Sampling Reproducibility and Error Estimation in near Infrared Calibration of Lake Sediments for Water Quality Monitoring

Abstract
This study forms part of a wider project designed to develop methods for routine lake monitoring using near infrared (NIR) spectrometry of surface sediment samples. During calibration, linear relationships (y = Xb + f) between water chemistry variables (y) and the NIR spectra (X) were evaluated by regression analysis. The principal objectives of this study were to investigate sources of error, both in the X-data (i.e. the NIR spectra), due to natural variation, sediment sampling, subsequent sample handling and measurements and also in the estimation of y-data, here measured lake-water pH values for use in calibration. The error in the NIR spectral data was investigated in two different ways.
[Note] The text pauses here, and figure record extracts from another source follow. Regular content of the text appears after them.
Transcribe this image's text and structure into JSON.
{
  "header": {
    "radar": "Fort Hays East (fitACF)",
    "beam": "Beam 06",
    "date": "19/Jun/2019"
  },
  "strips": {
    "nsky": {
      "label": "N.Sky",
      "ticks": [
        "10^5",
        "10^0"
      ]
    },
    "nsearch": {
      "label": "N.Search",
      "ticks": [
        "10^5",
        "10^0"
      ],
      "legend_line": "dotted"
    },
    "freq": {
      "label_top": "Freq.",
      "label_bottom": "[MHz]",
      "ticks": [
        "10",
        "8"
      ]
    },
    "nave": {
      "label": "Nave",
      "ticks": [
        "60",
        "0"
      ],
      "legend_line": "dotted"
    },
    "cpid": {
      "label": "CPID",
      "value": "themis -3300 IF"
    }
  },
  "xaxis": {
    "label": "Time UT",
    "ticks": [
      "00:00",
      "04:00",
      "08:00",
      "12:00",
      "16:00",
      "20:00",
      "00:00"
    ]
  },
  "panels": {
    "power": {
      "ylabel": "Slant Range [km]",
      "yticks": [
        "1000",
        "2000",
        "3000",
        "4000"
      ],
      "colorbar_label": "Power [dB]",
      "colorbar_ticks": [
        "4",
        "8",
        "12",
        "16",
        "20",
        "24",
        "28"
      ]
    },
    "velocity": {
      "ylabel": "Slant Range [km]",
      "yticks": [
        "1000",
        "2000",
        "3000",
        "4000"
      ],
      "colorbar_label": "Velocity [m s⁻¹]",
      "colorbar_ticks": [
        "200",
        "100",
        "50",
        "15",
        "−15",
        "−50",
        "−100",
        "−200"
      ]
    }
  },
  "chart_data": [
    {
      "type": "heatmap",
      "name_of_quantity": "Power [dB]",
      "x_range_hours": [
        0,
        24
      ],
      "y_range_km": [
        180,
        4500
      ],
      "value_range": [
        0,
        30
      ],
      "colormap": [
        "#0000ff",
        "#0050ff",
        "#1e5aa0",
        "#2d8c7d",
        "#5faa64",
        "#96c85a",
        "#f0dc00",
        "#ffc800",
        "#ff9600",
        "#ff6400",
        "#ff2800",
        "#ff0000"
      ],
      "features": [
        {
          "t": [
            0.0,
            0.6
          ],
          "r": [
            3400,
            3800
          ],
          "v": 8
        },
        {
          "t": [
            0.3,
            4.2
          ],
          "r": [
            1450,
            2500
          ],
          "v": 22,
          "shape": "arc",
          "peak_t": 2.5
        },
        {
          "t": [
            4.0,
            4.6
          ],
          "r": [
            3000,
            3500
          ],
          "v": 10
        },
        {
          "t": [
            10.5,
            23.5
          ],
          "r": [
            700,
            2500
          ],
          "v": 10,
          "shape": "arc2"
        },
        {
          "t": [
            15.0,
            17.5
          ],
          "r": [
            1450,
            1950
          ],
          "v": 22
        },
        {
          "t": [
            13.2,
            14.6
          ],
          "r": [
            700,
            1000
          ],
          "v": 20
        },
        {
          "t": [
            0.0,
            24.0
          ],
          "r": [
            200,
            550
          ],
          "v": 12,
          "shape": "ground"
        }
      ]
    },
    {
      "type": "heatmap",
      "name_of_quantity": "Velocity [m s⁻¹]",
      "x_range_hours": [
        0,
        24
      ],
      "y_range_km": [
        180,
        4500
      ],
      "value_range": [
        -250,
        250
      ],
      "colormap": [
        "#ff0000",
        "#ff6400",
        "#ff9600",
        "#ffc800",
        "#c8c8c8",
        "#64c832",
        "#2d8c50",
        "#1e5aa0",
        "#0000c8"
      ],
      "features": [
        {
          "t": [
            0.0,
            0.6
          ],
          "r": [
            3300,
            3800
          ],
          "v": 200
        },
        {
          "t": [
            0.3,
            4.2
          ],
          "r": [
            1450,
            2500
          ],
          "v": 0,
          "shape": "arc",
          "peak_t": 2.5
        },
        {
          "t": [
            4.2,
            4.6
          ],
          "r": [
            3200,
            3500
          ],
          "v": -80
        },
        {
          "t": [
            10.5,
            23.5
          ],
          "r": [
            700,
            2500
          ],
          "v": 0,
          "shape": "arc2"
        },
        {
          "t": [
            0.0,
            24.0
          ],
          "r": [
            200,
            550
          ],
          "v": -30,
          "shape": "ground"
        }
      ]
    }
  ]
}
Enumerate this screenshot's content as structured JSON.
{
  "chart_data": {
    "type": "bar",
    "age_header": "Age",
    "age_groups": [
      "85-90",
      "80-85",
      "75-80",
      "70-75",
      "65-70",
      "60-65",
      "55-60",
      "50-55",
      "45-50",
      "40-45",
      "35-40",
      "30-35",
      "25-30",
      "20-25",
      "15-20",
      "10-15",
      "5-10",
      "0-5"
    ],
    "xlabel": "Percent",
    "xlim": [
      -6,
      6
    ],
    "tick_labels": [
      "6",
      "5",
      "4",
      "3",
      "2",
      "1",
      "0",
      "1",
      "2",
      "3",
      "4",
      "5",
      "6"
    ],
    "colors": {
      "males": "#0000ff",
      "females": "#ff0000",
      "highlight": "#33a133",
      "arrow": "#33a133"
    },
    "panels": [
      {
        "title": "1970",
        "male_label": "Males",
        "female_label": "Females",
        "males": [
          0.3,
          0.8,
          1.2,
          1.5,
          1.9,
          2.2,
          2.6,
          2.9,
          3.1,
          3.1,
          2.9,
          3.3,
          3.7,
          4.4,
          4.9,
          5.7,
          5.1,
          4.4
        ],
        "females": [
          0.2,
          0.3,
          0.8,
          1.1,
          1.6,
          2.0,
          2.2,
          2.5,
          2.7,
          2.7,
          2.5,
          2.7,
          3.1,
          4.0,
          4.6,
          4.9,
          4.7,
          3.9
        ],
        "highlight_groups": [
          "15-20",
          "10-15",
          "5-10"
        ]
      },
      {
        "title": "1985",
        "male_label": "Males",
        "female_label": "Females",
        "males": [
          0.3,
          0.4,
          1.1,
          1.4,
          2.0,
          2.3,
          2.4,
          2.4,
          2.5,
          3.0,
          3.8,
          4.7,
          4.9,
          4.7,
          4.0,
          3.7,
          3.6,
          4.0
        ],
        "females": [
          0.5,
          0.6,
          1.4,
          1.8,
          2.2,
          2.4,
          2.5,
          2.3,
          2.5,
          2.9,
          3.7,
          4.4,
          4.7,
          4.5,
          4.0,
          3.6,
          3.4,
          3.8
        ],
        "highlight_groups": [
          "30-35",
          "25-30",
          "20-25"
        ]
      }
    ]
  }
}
First, lake-water pH was predicted by a PLS model derived from triplicate lake sediment spectra, and an ANOVA was carried out on the predicted pH. Using this strategy, the within-lake variance of NIR-predicted pH of each lake was found to be significantly lower than the between-lake variance at the p = 0.01 confidence level. In an alternative approach, lakes which were very similar, according to principal component analysis (PCA) score plots, were selected and PLS-DA (Partial Least Squares-Discriminant Analysis) was used to show that the triplicate sediment spectra from each lake were clearly resolved from spectra of other lakes. For 33 lakes, pH measurements of their waters allowed estimation of an arithmetic mean and variance in the y-data. This variance was pooled over all the lakes and compared to the total variance in the y-variable. For pH, the temporal within-lake variability, pooled over all lakes, accounted for only 1.7% of the between-lake variability. Thus, the sampling strategy and temporal resolution of measured lake-water pH allow accurate estimates of lake-water pH from NIR spectra.